Jurisprudência em Destaque

STJ. 4ª T. Execução. Hipoteca. Ônus hipotecário. Pedido de preferência. Penhora não registrada. Alegação de fraude à execução. Inexistência de inscrição da penhora. Boa-fé presumida do credor hipotecário. Violação dos arts. 167, 169 e 240 da Lei 6.015/1973. CPC, arts. 593, 659, § 4º, 709 e 711. Hipótese anterior à Lei 8.953/1994. Considerações do Min. João Otávio de Noronha sobre o tema. Precedentes do STJ. Súmula 375/STJ. CCB, arts. 759 e 1.557.

Postado por Emilio Sabatovski em 23/07/2012
... Fernando Antônio de Oliveira Alves ajuizou ação de execução em desfavor de Luiz Edésio Cavenaghi, na qual foi realizada penhora sobre bem imóvel em setembro de 1992. Contudo, em 3 de dezembro de 1993 (mais de um ano depois), o executado ofertou o bem penhorado em garantia à CEF, gravando-o com ônus hipotecário.
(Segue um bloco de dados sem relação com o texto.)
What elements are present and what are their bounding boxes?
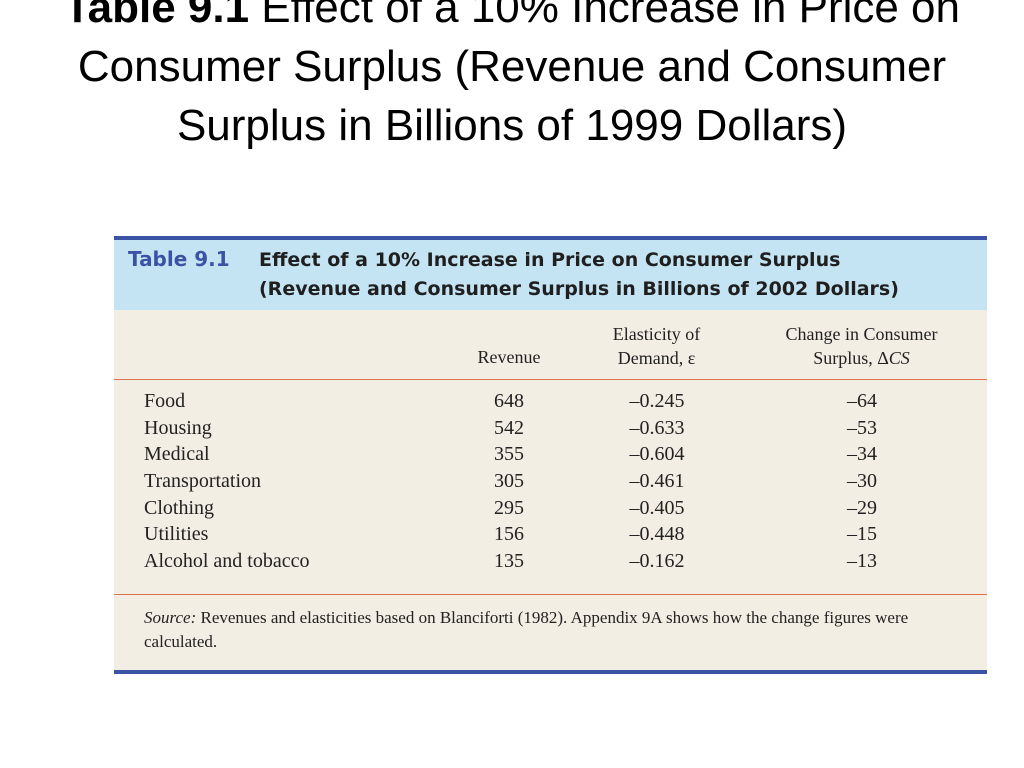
source-divider [114,594,987,595]
category-cell: Medical [144,443,210,466]
change-cell: –13 [847,550,877,573]
table-caption-line1: Effect of a 10% Increase in Price on Con… [259,249,841,271]
category-cell: Clothing [144,496,215,519]
slide-title-text: Effect of a 10% Increase in Price on Con… [77,0,960,150]
column-header-elasticity: Elasticity of Demand, ε [584,322,729,370]
revenue-cell: 135 [494,550,524,573]
category-cell: Alcohol and tobacco [144,550,310,573]
change-cell: –34 [847,443,877,466]
slide-title-bold: Table 9.1 [64,0,250,32]
column-header-change-cs: CS [888,348,910,368]
revenue-cell: 305 [494,470,524,493]
elasticity-cell: –0.604 [629,443,685,466]
column-header-change-prefix: Surplus, Δ [813,348,889,368]
source-label: Source: [144,608,197,627]
header-divider [114,379,987,380]
slide-title: Table 9.1 Effect of a 10% Increase in Pr… [0,0,1024,155]
table-row: Utilities 156 –0.448 –15 [114,521,987,548]
source-text: Revenues and elasticities based on Blanc… [144,608,909,651]
table-header-band: Table 9.1 Effect of a 10% Increase in Pr… [114,240,987,310]
elasticity-cell: –0.245 [629,390,685,412]
column-header-change-line2: Surplus, ΔCS [754,346,969,370]
category-cell: Food [144,390,186,412]
revenue-cell: 542 [494,416,524,439]
column-header-elasticity-line2: Demand, ε [617,348,696,368]
category-cell: Housing [144,416,212,439]
table-row: Housing 542 –0.633 –53 [114,415,987,442]
change-cell: –29 [847,496,877,519]
elasticity-cell: –0.405 [629,496,685,519]
elasticity-cell: –0.448 [629,523,685,546]
source-note: Source: Revenues and elasticities based … [144,606,944,654]
table-row: Medical 355 –0.604 –34 [114,441,987,468]
table-label: Table 9.1 [128,247,230,271]
table-row: Transportation 305 –0.461 –30 [114,468,987,495]
column-header-change: Change in Consumer Surplus, ΔCS [754,322,969,370]
table-caption: Effect of a 10% Increase in Price on Con… [259,246,979,304]
revenue-cell: 648 [494,390,524,412]
table-row: Alcohol and tobacco 135 –0.162 –13 [114,548,987,575]
category-cell: Transportation [144,470,262,493]
change-cell: –53 [847,416,877,439]
column-header-revenue: Revenue [477,347,541,367]
elasticity-cell: –0.633 [629,416,685,439]
change-cell: –30 [847,470,877,493]
category-cell: Utilities [144,523,209,546]
revenue-cell: 355 [494,443,524,466]
revenue-cell: 156 [494,523,524,546]
change-cell: –15 [847,523,877,546]
revenue-cell: 295 [494,496,524,519]
elasticity-cell: –0.162 [629,550,685,573]
column-header-elasticity-line1: Elasticity of [612,324,701,344]
table-caption-line2: (Revenue and Consumer Surplus in Billion… [259,278,899,300]
change-cell: –64 [847,390,877,412]
table-row: Food 648 –0.245 –64 [114,388,987,415]
elasticity-cell: –0.461 [629,470,685,493]
table-row: Clothing 295 –0.405 –29 [114,495,987,522]
table-body: Food 648 –0.245 –64 Housing 542 –0.633 –… [114,388,987,575]
table-figure: Table 9.1 Effect of a 10% Increase in Pr… [114,236,987,674]
column-header-change-line1: Change in Consumer [785,324,938,344]
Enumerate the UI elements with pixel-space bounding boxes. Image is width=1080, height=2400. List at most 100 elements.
Em razão disso, a CEF, em março de 1995, aviou petição ao juízo da execução, requerendo preferência sobre o fruto da venda judicial do bem penhorado, fundando seu pedido nos artigos 759 e 1.557 do Código Civil de 1916 (vigente à época).

Assim, aquele juízo reconheceu que o bem foi gravado com ônus hipotecário em flagrante fraude à execução, indeferindo o pedido de preferência formulado pela CEF. O Tribunal a quo manteve a decisão ao entendimento de que deveria o credor hipotecário ter cuidado de extrair certidão no distribuidor cível.

Daí o recurso especial, no qual a CEF sustenta que foram vulneradas as disposições dos artigos 167, 169 e 240 da Lei 6.015/73 e 711 do Código de Processo Civil. Afirma que inexistia registro de penhora no cartório competente, fato que afasta a tese da fraude, porquanto não foi dado a conhecer tal constrição.

O Ministro Luiz Felipe Salomão, em um bem elaborado voto, concluiu por não conhecer do recurso. Seu entendimento pode ser sintetizado no seguinte:


... é da própria natureza da penhora que decorre a ineficácia de atos de disposição ou oneração do bem penhorado, e não do seu registro, mesmo porque em certos casos este não é possível, como na penhora de bens móveis, de direitos e de ações..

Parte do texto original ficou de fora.